The United States has never, ever defaulted on its debt.

The political leaders in both parties have never let that happen.  Until possibly right now.

Australia, to its credit, abolished the statutory debt limit in 2013 and does not face this crisis management issue. 

The US statutory debt limit – the amount of money the United States Government can finance – has been raised over the decades by law and is today at $28.4 trillion.  That ceiling was broken in July. 

The United States Treasury is undertaking “extraordinary measures” to manage the inflow and payment of funds

Money coming in from tax receipts and going out in interest and other payments due, to keep the daily aggregate debt under that statutory ceiling.

But those measures will be exhausted on or near October 18.  When that happens, the United States will no longer be authorised by law to pay its creditors. 

It is like your credit card reaching its limit – you can’t buy anything further on it.  You need a higher credit ceiling from your card’s issuer to keep spending.  Good luck!

This is why Congress needs to raise the existing debt limit.

While it sounds simple, it is immensely, intensely, fraught with the rudest, most confrontational politics. 

If you are a Democratic president of the United States, and you need to raise the debt limit, your political opponents, who want you exorcised out of office, will call you irresponsible, radical and guilty of fiscal recklessness – and no, we will not give you the votes in Congress to raise the debt limit.

The debt limit has been raised some 80 of times since 1917 – generally on a bipartisan basis. It was raised three times under President Trump.  But under President Obama, and now under President Biden, Republicans in Congress are refusing to vote in any way, shape or form to raise the debt limit.  

Every responsible economist believes that a default by the United States on its debt will have catastrophic consequences

This includes the possibility of market crashes and recessions in the US and in countries around the world. In the United States, the ability of the government to make cash payments and to continue programs like Social Security and child care and veterans support, could be sharply curtailed and possibly stopped.
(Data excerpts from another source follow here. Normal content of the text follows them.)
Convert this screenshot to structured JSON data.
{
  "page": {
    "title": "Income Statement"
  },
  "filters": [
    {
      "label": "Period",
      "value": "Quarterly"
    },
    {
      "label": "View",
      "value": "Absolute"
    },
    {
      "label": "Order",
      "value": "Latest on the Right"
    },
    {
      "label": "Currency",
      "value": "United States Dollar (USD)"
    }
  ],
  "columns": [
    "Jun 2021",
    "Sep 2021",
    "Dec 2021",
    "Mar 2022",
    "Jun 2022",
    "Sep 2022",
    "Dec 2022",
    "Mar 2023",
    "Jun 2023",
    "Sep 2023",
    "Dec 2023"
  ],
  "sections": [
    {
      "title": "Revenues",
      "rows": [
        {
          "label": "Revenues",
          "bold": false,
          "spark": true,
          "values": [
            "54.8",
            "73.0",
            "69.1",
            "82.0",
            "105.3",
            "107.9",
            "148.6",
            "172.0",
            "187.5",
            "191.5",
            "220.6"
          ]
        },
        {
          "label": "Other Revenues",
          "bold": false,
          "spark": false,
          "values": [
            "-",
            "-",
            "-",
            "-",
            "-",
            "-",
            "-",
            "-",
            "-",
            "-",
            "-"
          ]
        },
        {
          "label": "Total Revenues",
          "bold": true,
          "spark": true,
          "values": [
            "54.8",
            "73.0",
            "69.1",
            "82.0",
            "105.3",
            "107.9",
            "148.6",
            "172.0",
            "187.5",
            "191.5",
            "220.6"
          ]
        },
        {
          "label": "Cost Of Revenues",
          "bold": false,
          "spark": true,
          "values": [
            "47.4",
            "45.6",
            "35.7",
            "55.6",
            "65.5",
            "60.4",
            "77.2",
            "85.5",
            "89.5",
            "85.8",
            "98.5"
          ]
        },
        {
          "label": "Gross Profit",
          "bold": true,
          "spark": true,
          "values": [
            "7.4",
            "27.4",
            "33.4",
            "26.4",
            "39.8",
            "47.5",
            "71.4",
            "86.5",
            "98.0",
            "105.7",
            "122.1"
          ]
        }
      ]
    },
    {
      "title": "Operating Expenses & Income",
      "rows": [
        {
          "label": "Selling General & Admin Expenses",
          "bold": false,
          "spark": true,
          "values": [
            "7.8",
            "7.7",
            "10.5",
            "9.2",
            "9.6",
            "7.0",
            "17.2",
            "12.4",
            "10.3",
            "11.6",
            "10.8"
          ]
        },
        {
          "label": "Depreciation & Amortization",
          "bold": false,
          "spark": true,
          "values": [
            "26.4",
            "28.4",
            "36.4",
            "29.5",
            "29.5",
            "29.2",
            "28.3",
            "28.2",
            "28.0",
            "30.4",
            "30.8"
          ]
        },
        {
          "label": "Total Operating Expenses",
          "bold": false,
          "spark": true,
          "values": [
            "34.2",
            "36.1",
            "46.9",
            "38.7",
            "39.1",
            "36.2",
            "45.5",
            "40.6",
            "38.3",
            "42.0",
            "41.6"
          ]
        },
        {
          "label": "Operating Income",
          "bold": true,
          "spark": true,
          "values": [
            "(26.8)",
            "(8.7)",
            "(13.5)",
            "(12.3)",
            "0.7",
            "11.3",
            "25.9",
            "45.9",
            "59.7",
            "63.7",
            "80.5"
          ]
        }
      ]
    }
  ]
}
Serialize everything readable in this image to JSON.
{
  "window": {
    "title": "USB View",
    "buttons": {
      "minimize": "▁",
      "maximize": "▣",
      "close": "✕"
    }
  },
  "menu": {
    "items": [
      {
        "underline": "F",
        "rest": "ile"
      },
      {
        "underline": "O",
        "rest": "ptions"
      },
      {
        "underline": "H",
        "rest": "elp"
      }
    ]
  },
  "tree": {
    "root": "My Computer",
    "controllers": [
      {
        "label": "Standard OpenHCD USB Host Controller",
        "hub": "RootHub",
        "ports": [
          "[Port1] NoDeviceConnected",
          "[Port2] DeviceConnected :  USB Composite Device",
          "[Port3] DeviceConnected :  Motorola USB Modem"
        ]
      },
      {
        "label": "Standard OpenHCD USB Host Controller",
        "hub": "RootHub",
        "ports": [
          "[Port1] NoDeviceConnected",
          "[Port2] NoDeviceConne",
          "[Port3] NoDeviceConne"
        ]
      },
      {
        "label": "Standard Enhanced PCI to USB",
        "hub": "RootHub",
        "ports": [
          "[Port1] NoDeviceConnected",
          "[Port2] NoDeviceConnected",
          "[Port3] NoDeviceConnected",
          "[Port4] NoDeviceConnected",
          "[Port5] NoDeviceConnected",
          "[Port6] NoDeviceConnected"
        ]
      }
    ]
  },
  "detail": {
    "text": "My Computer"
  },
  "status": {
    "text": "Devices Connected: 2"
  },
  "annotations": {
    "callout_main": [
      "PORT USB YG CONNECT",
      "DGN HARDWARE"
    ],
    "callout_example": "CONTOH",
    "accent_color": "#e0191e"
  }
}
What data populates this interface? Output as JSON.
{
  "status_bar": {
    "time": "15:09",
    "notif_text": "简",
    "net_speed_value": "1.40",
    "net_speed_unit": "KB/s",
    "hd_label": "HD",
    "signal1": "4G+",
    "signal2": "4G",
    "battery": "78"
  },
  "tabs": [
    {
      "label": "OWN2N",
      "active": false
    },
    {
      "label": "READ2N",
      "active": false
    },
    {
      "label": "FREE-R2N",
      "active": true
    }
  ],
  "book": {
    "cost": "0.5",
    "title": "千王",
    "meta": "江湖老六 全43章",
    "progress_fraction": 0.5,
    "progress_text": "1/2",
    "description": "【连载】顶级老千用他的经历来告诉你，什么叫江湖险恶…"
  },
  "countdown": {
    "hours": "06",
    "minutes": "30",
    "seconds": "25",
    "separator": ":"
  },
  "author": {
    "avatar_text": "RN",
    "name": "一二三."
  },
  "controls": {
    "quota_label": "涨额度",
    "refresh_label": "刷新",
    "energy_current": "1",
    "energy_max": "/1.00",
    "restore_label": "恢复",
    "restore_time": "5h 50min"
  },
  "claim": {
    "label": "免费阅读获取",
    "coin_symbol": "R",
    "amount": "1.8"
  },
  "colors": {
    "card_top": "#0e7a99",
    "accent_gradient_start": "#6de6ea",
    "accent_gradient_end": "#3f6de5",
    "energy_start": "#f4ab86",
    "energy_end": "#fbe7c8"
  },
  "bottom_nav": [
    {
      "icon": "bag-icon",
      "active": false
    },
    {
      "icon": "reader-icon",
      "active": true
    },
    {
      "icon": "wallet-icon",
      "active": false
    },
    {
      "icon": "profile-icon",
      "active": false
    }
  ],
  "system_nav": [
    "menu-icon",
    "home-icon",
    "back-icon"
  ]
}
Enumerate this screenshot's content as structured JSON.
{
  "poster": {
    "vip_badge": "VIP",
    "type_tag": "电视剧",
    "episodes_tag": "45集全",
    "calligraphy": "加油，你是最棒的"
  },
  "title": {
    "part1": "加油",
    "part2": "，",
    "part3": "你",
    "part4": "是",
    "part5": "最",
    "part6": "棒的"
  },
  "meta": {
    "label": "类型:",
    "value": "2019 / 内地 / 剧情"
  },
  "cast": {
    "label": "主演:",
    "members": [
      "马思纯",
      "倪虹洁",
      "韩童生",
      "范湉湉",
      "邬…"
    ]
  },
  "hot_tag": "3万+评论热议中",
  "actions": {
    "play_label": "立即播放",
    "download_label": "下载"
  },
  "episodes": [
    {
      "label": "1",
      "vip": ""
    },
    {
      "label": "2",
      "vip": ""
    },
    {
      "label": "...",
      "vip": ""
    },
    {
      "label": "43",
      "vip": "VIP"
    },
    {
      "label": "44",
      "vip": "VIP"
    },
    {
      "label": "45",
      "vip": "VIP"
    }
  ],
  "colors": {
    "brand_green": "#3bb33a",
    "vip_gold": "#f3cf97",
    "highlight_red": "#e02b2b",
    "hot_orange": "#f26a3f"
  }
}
Treasury Secretary Janet Yellen has relentlessly argued the urgency of this looming crisis:

Treasury Secretary Janet Yellen

“I believe the only way to handle the debt ceiling is for Congress to raise it and show the world, the financial markets, and the public that we’re a country that will pay our bills when we incur them. 

When Congress legislates expenditures and puts in place tax policy that determines taxes, those are the crucial decisions Congress is making.

If to finance those spending and tax decisions, it’s necessary to issue additional debt, I believe it’s very destructive to put the president and myself — the treasury secretary — in a situation where we might not be able to pay the bills that result from those past decisions.”

US Treasury Secretary Janet Yellen

The Republican leadership in Congress is arguing: The debt limit is being breached because of all the Biden spending. 

You have majorities in the House and Senate – this is your problem, you fix it

As a political ploy, it sounds pretty effective.  But the debt limit is always reached on spending that occurred earlier – not the big spending Biden is asking Congress to approve today.  A trillion dollars plus  of today’s debt is due to the Trump tax cuts. 

The Biden spending hasn’t been enacted much less booked yet.

While Republicans say the Democrats have the votes to raise the debt limit, the problem is that Senate Republicans will not let the debt limit extension pass with just a simple majority of 51 (all the Democrats plus Vice President Harris)– they will not yield on the 60-vote supermajority protected by the filibuster.

No one has found a way out of this nightmare yet

The truly frightening undercurrent that is becoming visible is that some Republicans now seem to believe that it is OK for the United States to default – that if that occurs, then the ensuing catastrophe will be at the feet of Joe Biden and the Democrats. 

They lose. We win because they will own the country’s agony.

This is not going away.  It is not even close to getting solved.  The United States may well plunge over the fiscal cliff later this month.